Stemming initiatiefwet kinderopvang aangehouden



De Eerste Kamer heeft de stemming over het initiatiefvoorstel van de Tweede Kamer om ouders beter te kunnen laten kiezen uit kindercentra die wel of niet kinderen toelaten die niet deelnemen aan het rijksvaccinatieprogramma met een week aangehouden. Dit is gebeurd op verzoek van de initiatiefnemers, de Tweede Kamerleden Van Meenen en Raemakers (beiden D66). De Eerste Kamer heeft de initiatiefnemers gevraagd om uiterlijk vrijdag 20 mei in een brief uit te leggen hoe met een novelle - zoals de initiatiefnemers voorstellen - tegemoet kan worden gekomen aan de kritiek van de senaat.
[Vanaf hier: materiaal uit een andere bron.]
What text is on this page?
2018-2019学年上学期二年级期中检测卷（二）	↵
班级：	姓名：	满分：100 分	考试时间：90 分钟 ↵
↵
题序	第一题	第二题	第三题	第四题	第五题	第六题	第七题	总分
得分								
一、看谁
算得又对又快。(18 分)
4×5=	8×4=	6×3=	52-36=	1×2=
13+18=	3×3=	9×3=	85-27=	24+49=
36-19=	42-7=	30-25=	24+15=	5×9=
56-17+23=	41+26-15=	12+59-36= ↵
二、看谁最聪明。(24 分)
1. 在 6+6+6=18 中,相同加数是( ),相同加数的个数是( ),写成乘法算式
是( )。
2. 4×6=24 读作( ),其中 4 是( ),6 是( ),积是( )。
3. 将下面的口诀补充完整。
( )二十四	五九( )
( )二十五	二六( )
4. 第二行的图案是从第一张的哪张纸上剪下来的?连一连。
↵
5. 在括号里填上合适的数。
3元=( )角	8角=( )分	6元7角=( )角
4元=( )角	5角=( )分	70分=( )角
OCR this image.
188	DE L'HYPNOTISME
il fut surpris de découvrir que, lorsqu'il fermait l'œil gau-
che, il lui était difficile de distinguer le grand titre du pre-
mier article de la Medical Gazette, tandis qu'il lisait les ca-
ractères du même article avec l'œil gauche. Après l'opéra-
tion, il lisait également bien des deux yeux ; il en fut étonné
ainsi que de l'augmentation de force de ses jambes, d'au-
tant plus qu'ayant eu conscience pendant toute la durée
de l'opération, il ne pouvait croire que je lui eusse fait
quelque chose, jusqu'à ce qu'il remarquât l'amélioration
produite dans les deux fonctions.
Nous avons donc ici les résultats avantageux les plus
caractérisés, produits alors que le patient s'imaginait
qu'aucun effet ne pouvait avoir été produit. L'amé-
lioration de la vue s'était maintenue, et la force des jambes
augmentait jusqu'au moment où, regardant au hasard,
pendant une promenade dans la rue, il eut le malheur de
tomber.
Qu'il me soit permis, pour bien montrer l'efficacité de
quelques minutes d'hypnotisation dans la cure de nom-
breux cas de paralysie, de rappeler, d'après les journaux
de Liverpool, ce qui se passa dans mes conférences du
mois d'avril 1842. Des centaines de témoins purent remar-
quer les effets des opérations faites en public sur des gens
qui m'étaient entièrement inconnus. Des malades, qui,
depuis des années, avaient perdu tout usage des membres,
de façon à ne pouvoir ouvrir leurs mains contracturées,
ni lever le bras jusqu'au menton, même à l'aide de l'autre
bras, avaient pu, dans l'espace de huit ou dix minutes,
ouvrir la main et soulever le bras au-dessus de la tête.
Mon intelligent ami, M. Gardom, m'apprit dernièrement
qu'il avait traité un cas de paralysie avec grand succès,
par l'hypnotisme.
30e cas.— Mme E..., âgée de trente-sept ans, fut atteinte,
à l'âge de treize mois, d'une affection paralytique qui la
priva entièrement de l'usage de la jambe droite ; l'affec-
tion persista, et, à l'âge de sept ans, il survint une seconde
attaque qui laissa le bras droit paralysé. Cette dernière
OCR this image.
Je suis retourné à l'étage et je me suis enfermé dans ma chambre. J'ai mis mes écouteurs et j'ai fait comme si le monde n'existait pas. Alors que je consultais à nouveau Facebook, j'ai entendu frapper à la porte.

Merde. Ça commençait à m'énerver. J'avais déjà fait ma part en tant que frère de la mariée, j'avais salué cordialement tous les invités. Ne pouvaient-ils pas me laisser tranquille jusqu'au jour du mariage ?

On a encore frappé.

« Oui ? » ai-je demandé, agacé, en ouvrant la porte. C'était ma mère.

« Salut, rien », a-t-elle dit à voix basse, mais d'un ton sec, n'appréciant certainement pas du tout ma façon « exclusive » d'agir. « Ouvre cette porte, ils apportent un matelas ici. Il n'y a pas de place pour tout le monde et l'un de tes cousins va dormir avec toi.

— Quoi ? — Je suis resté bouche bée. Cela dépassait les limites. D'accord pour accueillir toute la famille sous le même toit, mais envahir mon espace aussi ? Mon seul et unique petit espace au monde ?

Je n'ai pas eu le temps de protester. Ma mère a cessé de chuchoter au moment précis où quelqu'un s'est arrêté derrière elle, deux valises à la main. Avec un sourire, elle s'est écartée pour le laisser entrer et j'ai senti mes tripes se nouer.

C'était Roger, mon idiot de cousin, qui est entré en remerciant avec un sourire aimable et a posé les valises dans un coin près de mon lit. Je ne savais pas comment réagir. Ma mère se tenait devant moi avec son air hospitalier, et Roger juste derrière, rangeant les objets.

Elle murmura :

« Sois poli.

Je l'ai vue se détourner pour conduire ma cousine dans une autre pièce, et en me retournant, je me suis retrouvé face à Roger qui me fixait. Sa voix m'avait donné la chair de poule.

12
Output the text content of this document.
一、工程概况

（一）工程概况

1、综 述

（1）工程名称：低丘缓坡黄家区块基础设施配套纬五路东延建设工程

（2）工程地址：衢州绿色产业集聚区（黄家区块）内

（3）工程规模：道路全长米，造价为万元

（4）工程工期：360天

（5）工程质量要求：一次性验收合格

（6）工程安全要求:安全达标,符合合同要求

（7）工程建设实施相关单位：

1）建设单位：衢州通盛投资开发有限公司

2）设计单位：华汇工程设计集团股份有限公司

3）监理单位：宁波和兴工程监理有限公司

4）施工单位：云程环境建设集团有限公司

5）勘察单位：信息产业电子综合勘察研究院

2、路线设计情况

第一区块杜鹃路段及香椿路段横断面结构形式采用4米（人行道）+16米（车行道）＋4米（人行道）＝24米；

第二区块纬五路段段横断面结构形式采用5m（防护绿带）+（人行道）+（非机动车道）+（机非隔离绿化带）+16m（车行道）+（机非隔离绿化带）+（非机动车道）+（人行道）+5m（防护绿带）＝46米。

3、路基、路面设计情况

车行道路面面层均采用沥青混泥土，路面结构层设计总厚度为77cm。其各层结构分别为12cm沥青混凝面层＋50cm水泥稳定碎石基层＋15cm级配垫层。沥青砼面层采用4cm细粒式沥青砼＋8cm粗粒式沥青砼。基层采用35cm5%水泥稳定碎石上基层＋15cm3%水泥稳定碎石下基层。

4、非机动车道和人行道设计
Dinsdag 19 april jl. vond het debat over het initiatiefwetsvoorstel plaats in de Eerste Kamer. Een aantal fracties (CDA, GroenLinks, PvdA, ChristenUnie, SP en SGP) was niet overtuigd van het nut en de noodzaak van het wetsvoorstel. Zij spraken hun zorgen uit over de inbreuk op de grondrechten van ouders en kinderen wanneer zij worden gevraagd naar de vaccinaties van de kinderen. Ook vroegen zij zich af of het wetsvoorstel wel zal leiden tot het verhogen van de vaccinatiegraad.

Andere fracties (VVD, Fractie-Nanninga, D66 en PVV) zagen juist wel het nut en de noodzaak van het wetsvoorstel in. Volgens hen is het juist goed dat ouders een goed geïnformeerde keuze kunnen maken wanneer zij kinderopvang zoeken voor hun kind. Een eventuele stijging van de vaccinatiegraad is wat hen betreft in dat geval mooi meegenomen.

Aan het debat namen ook minister van Sociale Zaken en Werkgelegenheid Van Gennip en staatssecretaris Van Ooijen van Volksgezondheid, Welzijn en Sport als adviseurs van de Kamer deel. Van Ooijen zei in antwoord op vragen van de Kamer dat de coronavaccinatie juridisch deel uitmaakt van het rijksvaccinatieprogramma. Ook minister Van Gennip herhaalde dit in het debat. In het kader van dit wetsvoorstel heeft dat mogelijk ook gevolgen voor de volwassen medewerkers van de kinderopvangcentra.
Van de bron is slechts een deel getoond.